"A violência não silenciará o povo." Português cria filme sobre coletes amarelos

Uma curta-metragem sobre o movimento contestatário dos Coletes Amarelos, que tem saído à rua nos últimos seis meses, é apresentada este sábado, em Paris.

O realizador português Pedro Fidalgo apresenta este sábado o seu mais recente filme "A violência não silenciará o povo". Uma curta-metragem sobre o movimento contestatário dos Coletes Amarelos, que tem saído à rua nos últimos seis meses.

O realizador acompanhou o movimento social ao longo de vários sábados, juntou-se aos manifestantes e de câmara na mão percorreu lado a lado com estes as ruas Paris, ouviu o que estas pessoas têm a dizer e decidiu fazer um primeiro de que poderá vir a ser uma série de vários filmes sobre a crise social que se vive em França. O filme não estava programado na agenda do realizador, mas Pedro Fidalgo sentiu que "devia fazê-lo". "Aconteceu tudo muito rápido, é quase cinema de urgência", garante.

"O sentimento de abandono de uma parte do país criou uma desconfiança quanto às instituições e uma sensação de pôr em causa a política fiscal. Os coletes amarelos apelam aos bloqueios económicos e a manifestar", lê-se na sinopse.

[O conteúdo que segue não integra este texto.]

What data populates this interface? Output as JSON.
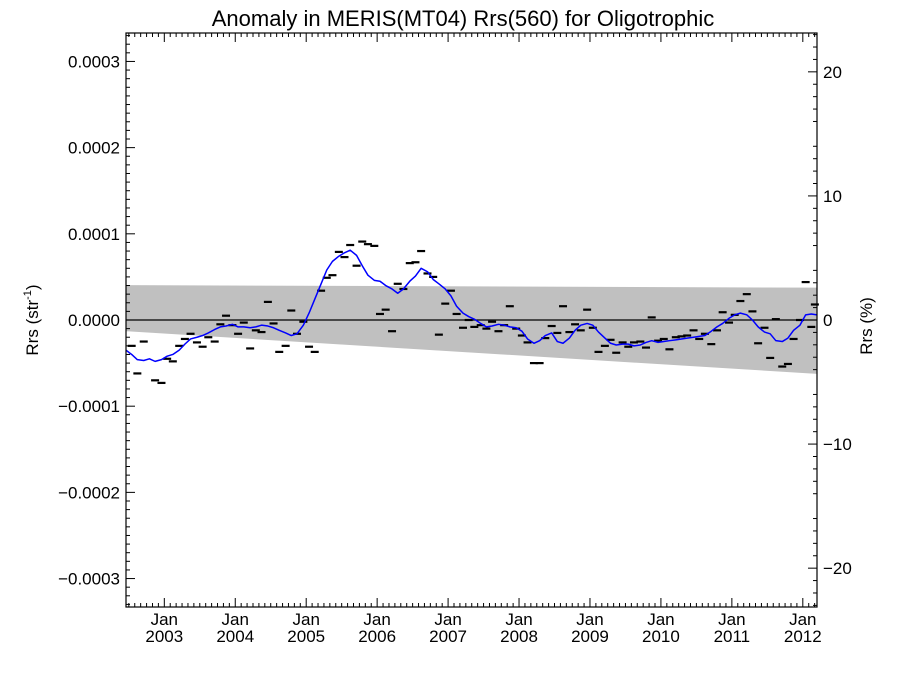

Pedro Fidalgo vive em França há 13 anos e diz fazer parte "dessas pessoas que sempre se manifestou". O realizador não se assume como observador, mas como participante. "Quando estou nas manifestações não estou a filmar o movimento como um observador porque estou com as pessoas, estou a manifestar e tenho a câmara comigo. É nesse contexto que surge o filme", explica.

"A violência não silenciará o povo" é o resultado de vários dias de filmagens, "a maior parte das imagens vem de uma só manifestação, embora haja planos de outras manifestações para dar a ideia de intemporalidade já que o movimento dura muito tempo". O movimento dos coletes amarelos sai às ruas todos os sábados desde o passado 17 de novembro e assinala hoje o 25.° ato de protesto.

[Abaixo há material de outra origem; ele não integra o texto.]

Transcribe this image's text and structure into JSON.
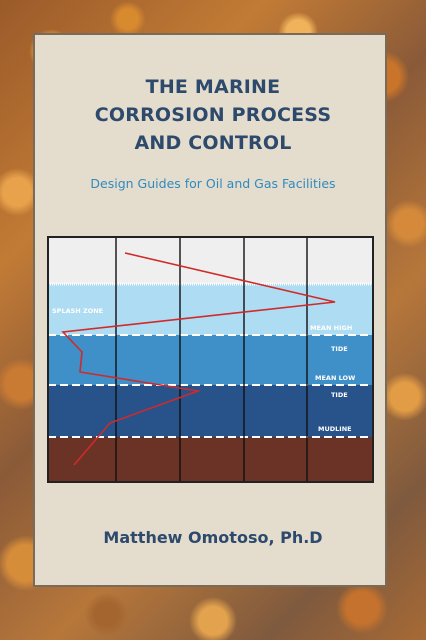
{
  "cover": {
    "title_lines": [
      "THE MARINE",
      "CORROSION PROCESS",
      "AND CONTROL"
    ],
    "subtitle": "Design Guides for Oil and Gas Facilities",
    "author": "Matthew Omotoso, Ph.D"
  },
  "diagram": {
    "zones": {
      "splash": "SPLASH ZONE",
      "mean_high_1": "MEAN HIGH",
      "mean_high_2": "TIDE",
      "mean_low_1": "MEAN LOW",
      "mean_low_2": "TIDE",
      "mudline": "MUDLINE"
    },
    "colors": {
      "atmosphere": "#efefef",
      "splash": "#aedcf3",
      "intertidal": "#3f8fc9",
      "submerged": "#27528a",
      "mud": "#6b3326",
      "corrosion_line": "#d02a2a"
    }
  }
}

O realizador português, radicado em Paris, sublinha que os coletes amarelos não são um "movimento organizado, nem centralizado; as reivindicações carregam múltiplas aspirações".

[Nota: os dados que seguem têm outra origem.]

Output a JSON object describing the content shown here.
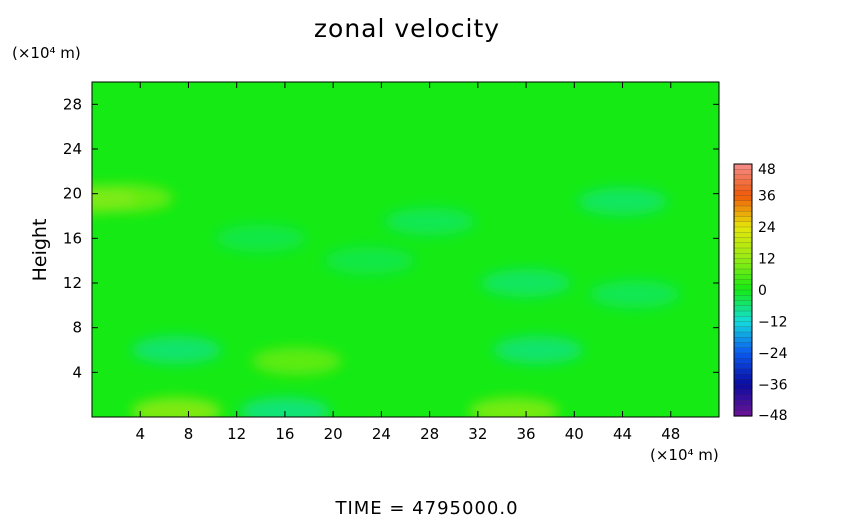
{
  "chart_data": {
    "type": "heatmap",
    "title": "zonal velocity",
    "ylabel": "Height",
    "y_unit": "(×10⁴ m)",
    "x_unit": "(×10⁴ m)",
    "xlim": [
      0,
      52
    ],
    "ylim": [
      0,
      30
    ],
    "x_ticks": [
      4,
      8,
      12,
      16,
      20,
      24,
      28,
      32,
      36,
      40,
      44,
      48
    ],
    "y_ticks": [
      4,
      8,
      12,
      16,
      20,
      24,
      28
    ],
    "colorbar": {
      "min": -48,
      "max": 48,
      "labels": [
        48,
        36,
        24,
        12,
        0,
        -12,
        -24,
        -36,
        -48
      ]
    },
    "field_features": [
      {
        "x": 0,
        "y": 19.5,
        "value": 12
      },
      {
        "x": 3,
        "y": 19.6,
        "value": 10
      },
      {
        "x": 7,
        "y": 0.5,
        "value": 14
      },
      {
        "x": 17,
        "y": 5,
        "value": 9
      },
      {
        "x": 35,
        "y": 0.5,
        "value": 12
      },
      {
        "x": 7,
        "y": 6,
        "value": -7
      },
      {
        "x": 16,
        "y": 0.5,
        "value": -8
      },
      {
        "x": 37,
        "y": 6,
        "value": -7
      },
      {
        "x": 44,
        "y": 19.3,
        "value": -6
      },
      {
        "x": 28,
        "y": 17.5,
        "value": -5
      },
      {
        "x": 36,
        "y": 12,
        "value": -6
      },
      {
        "x": 45,
        "y": 11,
        "value": -5
      },
      {
        "x": 14,
        "y": 16,
        "value": -4
      },
      {
        "x": 23,
        "y": 14,
        "value": -4
      }
    ],
    "grid": false
  },
  "footer": "TIME  =  4795000.0"
}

Pedro Fidalgo assume o filme a cores, apesar de a única cor assumida ser o amarelo em planos a preto e brancos. A câmara do realizador acompanha as marchas do movimento social. No ecrã vemos manifestantes a caminhar, de costas voltadas para a câmara. A lente foca as frases carregadas a feltro escuro nos coletes, amarelos que realçam mensagens como: "Temos razões para nos revoltarmos", "Sou resistente, mas não sou nem racista, homofóbico, contra judeus ou violento", "O ser contra o ter" ou ainda a célebre frase de Stéphane Hessel, "Indignai-vos!". A reivindicação mais partilhada é o pedido de demissão do presidente da república, Emmanuel Macron.

"Apesar da repressão que recai no movimento, e que já fez milhares de feridos e algumas mortes, os protestos não param", lembra Pedro Fidalgo.

Este sábado em que se assinala o dia da Europa, o filme "A violência não silenciará o povo" de Pedro Fidalgo terá antestreia ao lado do filme laureado pelo prémio LUX 2018 do Parlamento Europeu. "Woman at war", do realizador islandês Benedikt Erlingsson, será projetado este sábado, pelas 14h00, no auditório da Câmara Municipal de Paris.